Special topics
Crude oil cannot be used in its raw form; it has to be processed at a refinery in order to turn it into useful products. Refineries are often located close to major centres of population where the demand for oil products is highest. Likewise, the market for gas as a fuel is also where there are major centres of population. This all means that, when planning a new oil and/or gas development, one of the key decisions will be how best to move the oil and gas to where it will be sold.
Where oil production is high enough, and either onshore or close enough to shore, a pipeline is likely to be the most economical way of moving the oil either directly to the refinery or to where it can be loaded onto an oil tanker truck or train to be taken to the refinery. For smaller fields where it would be too expensive to construct new pipelines, or large fields very far offshore, shuttle tankers take the oil from the production facilities to a refinery.
In Ghana, the oilfields are in the Cape three points off the coast of the country. The oil leaves the FPSO straight to the Tema Oil Refinery (TOR). When the oilfields are many thousands of kilometres from the markets for oil, transport by sea is the only practicable way of moving crude oil.

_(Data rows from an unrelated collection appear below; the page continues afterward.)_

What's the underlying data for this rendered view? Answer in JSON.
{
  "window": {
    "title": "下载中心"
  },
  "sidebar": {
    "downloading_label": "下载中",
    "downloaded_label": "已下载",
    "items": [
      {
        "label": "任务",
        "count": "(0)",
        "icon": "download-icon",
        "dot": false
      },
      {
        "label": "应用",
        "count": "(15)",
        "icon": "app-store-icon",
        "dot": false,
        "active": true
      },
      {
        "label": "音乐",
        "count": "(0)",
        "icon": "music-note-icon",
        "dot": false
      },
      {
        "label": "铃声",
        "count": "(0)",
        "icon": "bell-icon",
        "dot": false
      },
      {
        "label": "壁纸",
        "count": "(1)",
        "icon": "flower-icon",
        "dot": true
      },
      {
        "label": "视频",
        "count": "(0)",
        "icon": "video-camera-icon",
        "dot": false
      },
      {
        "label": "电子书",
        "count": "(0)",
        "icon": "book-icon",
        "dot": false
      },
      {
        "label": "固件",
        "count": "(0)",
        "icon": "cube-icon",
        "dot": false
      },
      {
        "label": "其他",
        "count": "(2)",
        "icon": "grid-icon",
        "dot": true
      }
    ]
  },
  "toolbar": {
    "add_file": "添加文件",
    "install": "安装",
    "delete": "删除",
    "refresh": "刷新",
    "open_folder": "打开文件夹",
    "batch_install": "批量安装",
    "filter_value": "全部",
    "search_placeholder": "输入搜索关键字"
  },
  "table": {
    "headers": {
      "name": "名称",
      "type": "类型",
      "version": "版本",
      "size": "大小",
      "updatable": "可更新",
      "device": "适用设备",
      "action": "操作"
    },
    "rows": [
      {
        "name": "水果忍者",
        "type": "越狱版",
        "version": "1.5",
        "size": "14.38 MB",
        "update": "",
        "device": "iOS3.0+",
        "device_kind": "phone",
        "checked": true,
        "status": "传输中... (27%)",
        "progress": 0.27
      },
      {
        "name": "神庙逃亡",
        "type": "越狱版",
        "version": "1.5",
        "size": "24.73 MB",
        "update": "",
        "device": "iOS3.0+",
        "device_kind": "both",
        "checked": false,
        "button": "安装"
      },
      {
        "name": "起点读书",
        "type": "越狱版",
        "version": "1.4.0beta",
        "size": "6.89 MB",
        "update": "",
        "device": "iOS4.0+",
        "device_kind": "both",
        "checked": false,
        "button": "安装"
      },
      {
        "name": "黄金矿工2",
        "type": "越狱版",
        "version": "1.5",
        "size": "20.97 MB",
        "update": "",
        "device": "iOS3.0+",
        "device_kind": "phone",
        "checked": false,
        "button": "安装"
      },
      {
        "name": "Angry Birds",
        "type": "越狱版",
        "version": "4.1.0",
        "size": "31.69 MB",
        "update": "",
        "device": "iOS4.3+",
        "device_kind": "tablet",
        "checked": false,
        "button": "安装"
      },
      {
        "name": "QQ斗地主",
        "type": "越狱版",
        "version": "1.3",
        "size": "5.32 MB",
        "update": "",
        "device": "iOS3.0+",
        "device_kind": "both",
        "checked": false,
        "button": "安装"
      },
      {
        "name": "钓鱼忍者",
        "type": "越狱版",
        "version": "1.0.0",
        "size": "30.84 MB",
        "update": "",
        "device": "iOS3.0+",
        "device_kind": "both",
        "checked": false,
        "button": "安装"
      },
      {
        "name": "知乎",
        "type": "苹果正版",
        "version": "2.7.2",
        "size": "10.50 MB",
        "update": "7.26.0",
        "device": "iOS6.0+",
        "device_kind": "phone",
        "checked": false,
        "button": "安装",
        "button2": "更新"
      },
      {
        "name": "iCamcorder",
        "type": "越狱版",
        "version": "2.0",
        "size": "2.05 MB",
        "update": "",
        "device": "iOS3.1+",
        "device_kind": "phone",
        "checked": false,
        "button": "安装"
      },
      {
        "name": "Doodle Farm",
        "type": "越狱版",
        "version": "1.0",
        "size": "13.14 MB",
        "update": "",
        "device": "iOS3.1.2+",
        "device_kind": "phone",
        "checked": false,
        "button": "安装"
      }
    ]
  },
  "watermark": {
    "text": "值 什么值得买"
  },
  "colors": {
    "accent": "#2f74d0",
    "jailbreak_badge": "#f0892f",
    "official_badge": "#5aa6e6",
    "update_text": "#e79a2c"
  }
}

In conclusion, there is the need for Ghana to have good security apparatus in combating crime along the marine coast of the country. Unlike the Niger Delta in Nigeria which is an on shore exploration, the country can still equip the navy to patrol the coastal regions of the country where most of the oil find are located with production on-going. It will also safeguard and facilitate the easy transportation of oil and gas distribution throughout the country.